本公开提供了一种问题推荐方法、装置、系统和电子设备以及非瞬时可读存储介质。问题推荐方法包括:获取用户的候选问题集合,其包括多个候选问题;获取用户行为数据,并基于用户行为数据得到用户兴趣参数;基于用户兴趣参数和多个候选问题,得到多个候选问题中的每一个候选问题与用户兴趣参数之间的至少一个相似度特征;以及基于用户基本信息、多个候选问题和至少一个相似度特征,对多个候选问题进行排序以得到问题序列,基于问题序列的顺序,将问题序列中的至少一个候选问题推荐给用户。

Description

问题推荐方法及装置、系统和电子设备、可读存储介质 技术领域
本公开的实施例涉及一种问题推荐方法、问题推荐装置、问题推荐系统、电子设备以及非瞬时可读存储介质。
背景技术
随着互联网技术的迅速发展,给人们的生活带来了许多便利。人们可以通过互联网搜索、浏览感兴趣的信息,也可以通过互联网进行在线咨询、在线问诊等。随着时间的推移,互联网积累了海量的内容信息,传统的搜索引擎网页的搜索结果较多,而且可能有许多重复和无关的内容,用户难以在短时间内找到自己感兴趣的信息或者想咨询的问题等。
发明内容
本公开的至少一个实施例提供了一种问题推荐方法,包括:获取用户的候选问题集合,其中,所述候选问题集合包括多个候选问题;获取用户行为数据,并基于所述用户行为数据得到用户兴趣参数;基于所述用户兴趣参数和所述多个候选问题,得到所述多个候选问题中的每一个候选问题与所述用户兴趣参数之间的至少一个相似度特征;基于用户基本信息、所述多个候选问题和所述至少一个相似度特征,对所述多个候选问题进行排序以得到问题序列;以及基于所述问题序列的顺序,将所述问题序列中的至少一个候选问题推荐给所述用户。

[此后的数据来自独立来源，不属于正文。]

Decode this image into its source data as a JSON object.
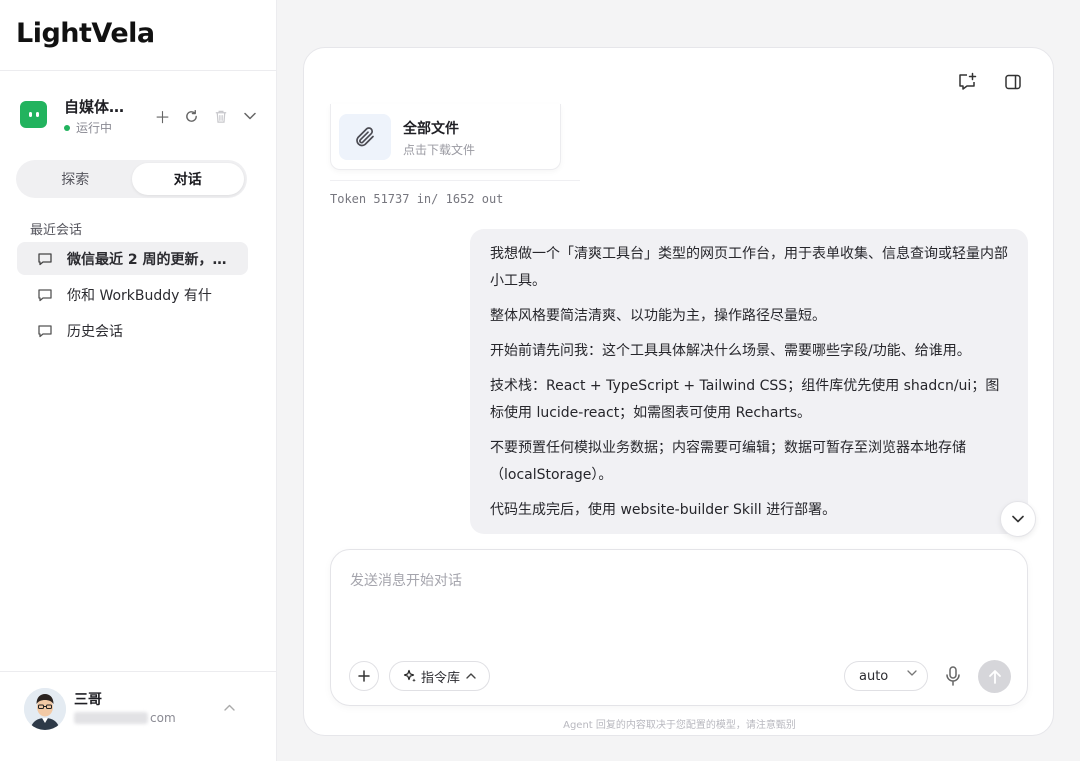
{
  "app": {
    "logo": "LightVela"
  },
  "agent": {
    "name": "自媒体…",
    "status": "运行中",
    "actions": [
      "plus-icon",
      "refresh-icon",
      "trash-icon",
      "chevron-down-icon"
    ]
  },
  "tabs": {
    "explore": "探索",
    "chat": "对话",
    "active": "chat"
  },
  "recent": {
    "label": "最近会话",
    "items": [
      {
        "title": "微信最近 2 周的更新，…",
        "active": true
      },
      {
        "title": "你和 WorkBuddy 有什",
        "active": false
      },
      {
        "title": "历史会话",
        "active": false
      }
    ]
  },
  "user": {
    "name": "三哥",
    "email_suffix": "com"
  },
  "header_icons": [
    "new-chat-icon",
    "sidebar-toggle-icon"
  ],
  "file_card": {
    "title": "全部文件",
    "subtitle": "点击下载文件"
  },
  "token": "Token 51737 in/ 1652 out",
  "message": {
    "paragraphs": [
      "我想做一个「清爽工具台」类型的网页工作台，用于表单收集、信息查询或轻量内部小工具。",
      "整体风格要简洁清爽、以功能为主，操作路径尽量短。",
      "开始前请先问我：这个工具具体解决什么场景、需要哪些字段/功能、给谁用。",
      "技术栈：React + TypeScript + Tailwind CSS；组件库优先使用 shadcn/ui；图标使用 lucide-react；如需图表可使用 Recharts。",
      "不要预置任何模拟业务数据；内容需要可编辑；数据可暂存至浏览器本地存储（localStorage）。",
      "代码生成完后，使用 website-builder Skill 进行部署。"
    ]
  },
  "composer": {
    "placeholder": "发送消息开始对话",
    "library_label": "指令库",
    "model": "auto"
  },
  "disclaimer": "Agent 回复的内容取决于您配置的模型，请注意甄别",
  "colors": {
    "accent": "#22b35e",
    "bubble": "#f1f1f4",
    "send_disabled": "#d6d6da"
  }
}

例如,在本公开至少一个实施例提供的一种问题推荐方法中,基于所述用户基本信息、所述多个候选问题和所述至少一个相似度特征,对所述多个候选问题进行排序以得到问题序列,包括:采用排序模型,将所述用户基本信息、所述多个候选问题和所述至少一个相似度特征组成所述排序模型的输入特征向量,得到所述多个候选问题中每一个候选问题对应的分数,按照所述分数的大小对对应的多个候选问题进行排序,以得到所述问题序列。

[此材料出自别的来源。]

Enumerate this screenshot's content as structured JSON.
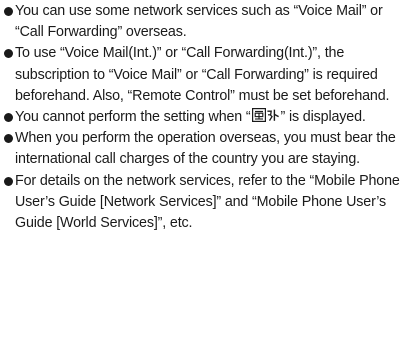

例如,在本公开至少一个实施例提供的一种问题推荐方法中,基于所述用户兴趣参数和所述多个候选问题,得到所述多个候选问题中的每一个候选问题与所述用户兴趣参数之间的至少一个相似度特征,包括:采用至少一个相似度匹配模型,基于所述用户兴趣参数和所述多个候选问题,得到所述每一个候选问题与所述用户兴趣参数之间的至少一个相似度特征。
例如,在本公开至少一个实施例提供的一种问题推荐方法中,所述至少一个相似度匹配模型包括:余弦相似度模型、杰卡德相似度模型、编辑距离相似度模型、词移距离相似度模型和深度语义匹配相似度模型中的至少一种。
例如,在本公开至少一个实施例提供的一种问题推荐方法中,所述排序模型包括Wide&Deep模型。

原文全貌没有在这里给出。